All of this points to a frustrating fact about vaccine mandates: You can’t lean too hard on them simply because you’re throwing in the towel on persuasion, because the same political and social forces that result in low vaccination rates also make mandates less feasible. And where mandates are implemented, their effectiveness will still rely on broad social support.
The unavoidable truth is that you still have to make people want to take the Covid-19 vaccine to boost vaccination rates to the levels we need them to go. To that end, there’s plenty more that can be done: While a certain portion of unvaccinated people are likely hell-bent against the shot, millions of others are not—and they’re more likely to be Black or Latino, poor, or uninsured than the general population. Put simply, millions of people simply haven’t gotten around to it yet.

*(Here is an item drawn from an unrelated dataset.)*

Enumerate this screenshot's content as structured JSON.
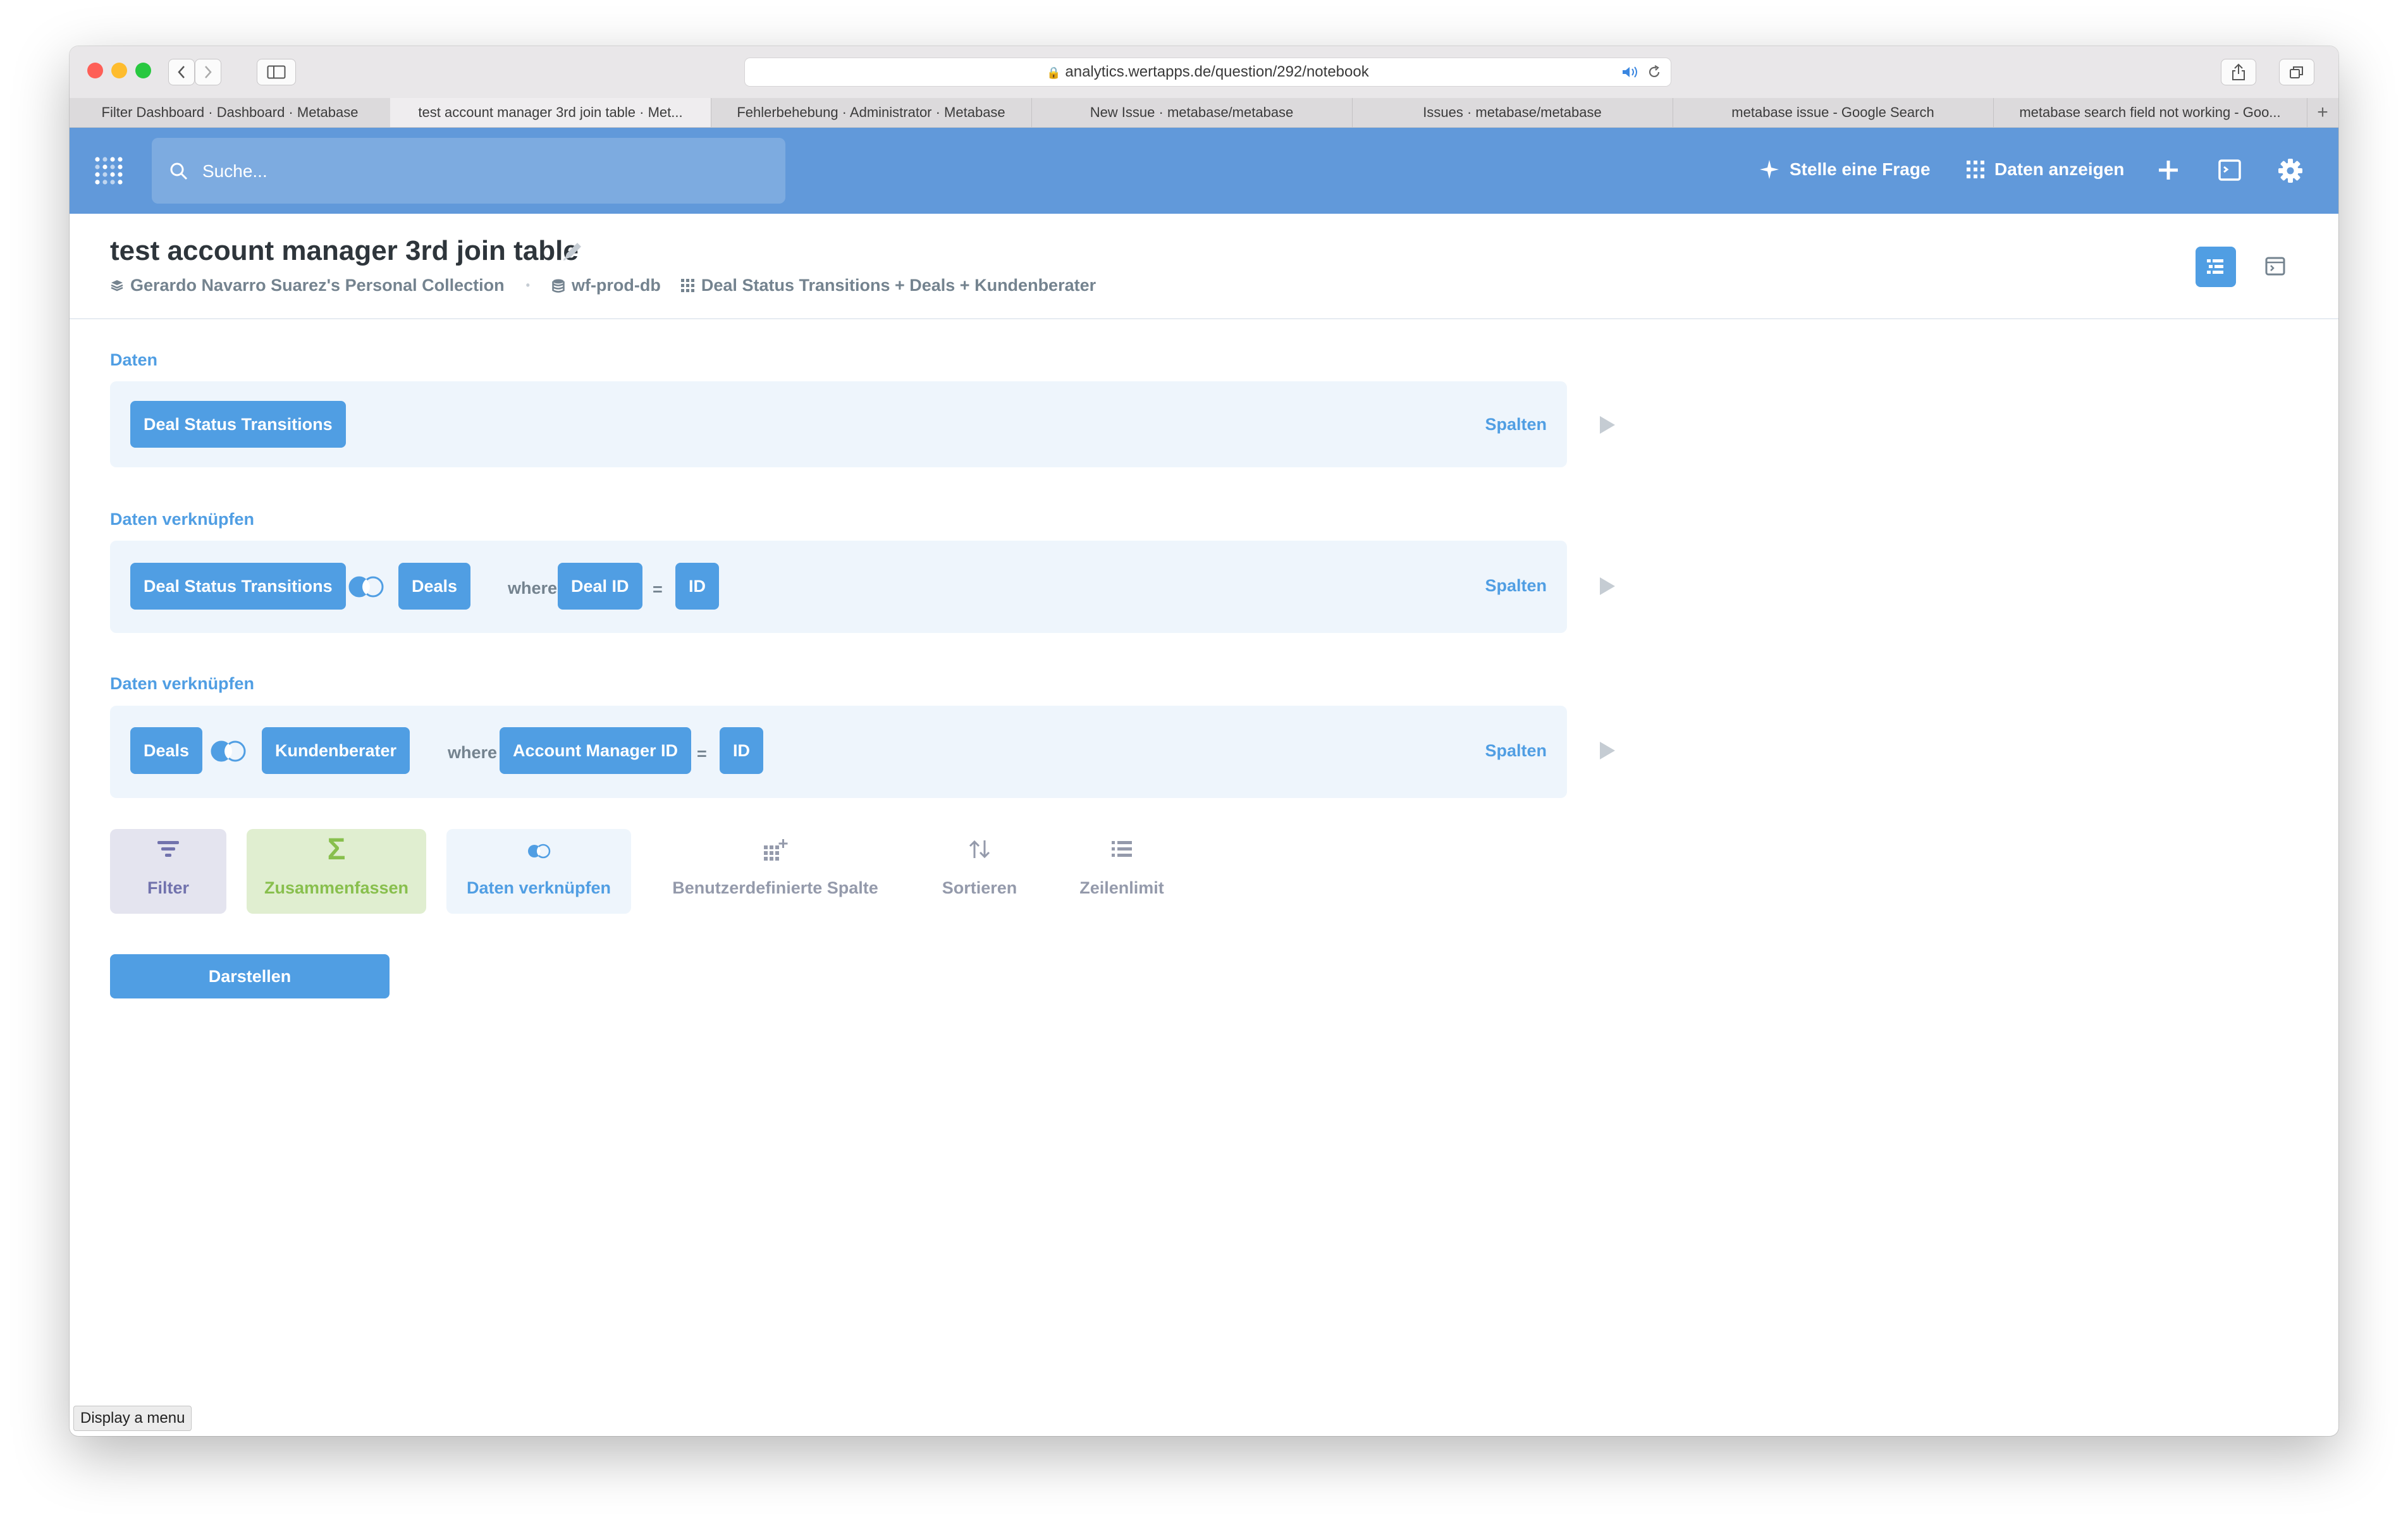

However frustrated vaccinated America may be with stalled vaccinations, a basic truth bears repeating: This is a staggeringly large mass immunization campaign of hundreds of millions of people, completely unprecedented in U.S. history, and it was always going to be hard. And it was made even harder by a Congress that held up state and local vaccination funding for months, to such a degree that the money only reached public health departments in early February—months after the vaccine debuted, and months after they’d been forced to improvise a registration process without the cash influx they couldn’t be sure would arrive. That lag was never fully rectified, and many places have still never taken up the sorts of creative, proactive strategies that bring ease, accessibility, and ubiquity to the cause—think vaccination clinics offering incentives at block parties, public parks, and bus stops, for example—and which could reach people who are just beyond the reach of institutions and outside the grasp of any mandate.